Огромная шикарная люстра завораживала, а ковры по-настоящему приглушали шаги. Учитывая, что остальные размеры комнаты довольно скромны, кажется, что они с Серсеей тайно проникли в покои короля с целью наушничать свои шпионские сплетни.

― Одно другому не мешает, ― кинула Серсея и тут же продолжила: ― Франциск распорядился выделить из казны средства, которые отправят твоей семье в Шотландию. Чтобы они не были так расстроены твоим положением. А это тебе от меня.

Она ловко обернула вокруг шеи Лолы тяжёлое ожерелье с бриллиантами и рубинами, а самой красивой была грушевидная большая жемчужина. Лола ахнула, погладив холодные камни.

― Я не могу взять. Он такой красивый… оставь себе.

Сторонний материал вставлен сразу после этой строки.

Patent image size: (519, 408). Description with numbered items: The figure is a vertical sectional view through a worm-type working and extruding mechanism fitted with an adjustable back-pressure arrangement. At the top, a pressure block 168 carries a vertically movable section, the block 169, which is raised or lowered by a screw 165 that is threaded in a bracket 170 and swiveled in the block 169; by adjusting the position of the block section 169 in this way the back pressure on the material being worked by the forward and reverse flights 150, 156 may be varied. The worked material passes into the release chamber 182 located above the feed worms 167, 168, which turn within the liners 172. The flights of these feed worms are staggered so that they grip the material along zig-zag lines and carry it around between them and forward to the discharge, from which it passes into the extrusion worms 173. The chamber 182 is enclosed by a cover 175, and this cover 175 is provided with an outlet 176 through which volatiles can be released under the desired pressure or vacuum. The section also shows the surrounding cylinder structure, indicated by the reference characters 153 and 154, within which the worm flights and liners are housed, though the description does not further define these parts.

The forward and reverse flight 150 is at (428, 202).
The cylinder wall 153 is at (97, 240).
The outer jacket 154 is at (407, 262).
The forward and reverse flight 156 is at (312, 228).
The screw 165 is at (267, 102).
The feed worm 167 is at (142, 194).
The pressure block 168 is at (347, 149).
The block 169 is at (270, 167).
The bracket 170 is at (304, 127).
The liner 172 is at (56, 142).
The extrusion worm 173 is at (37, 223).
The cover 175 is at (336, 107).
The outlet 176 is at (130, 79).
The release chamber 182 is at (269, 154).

Серсея рассмеялась и покачала головой. Она прекрасно понимала, что Лолой двигает скромность, которой её научили родители. Серсее тоже советовали сначала вежливо говорить, что она не может принять подарок, а потом всё-таки взять его. Маленькая принцесса тогда испуганно спросила: а вдруг второй раз не предложат? Но Екатерина со смехом объяснила, что все так воспитываются, что это хороший тон, и что все, кто будут дарить ей подарки, заинтересованы в том, чтобы она их приняла.

― Как ты думаешь, твои родители примут от меня несколько подарков? ― спросила Серсея, пока Лола гладила драпировку, которой была закрыта кровать.

― Думаю, они будут рады, ― улыбнулась аристократка. Родители ничего не ответили на её письмо, где она говорила о том, что стала фавориткой дофина Франции ― того самого, за которого скоро выйдет их общая королева. Конечно, в восторге они не будут, но, быть может, её прагматичный отец поймёт пользу такого положения дочери и смирится с ним. Возможно, богатые подарки от Франциска и Серсеи ускорят это.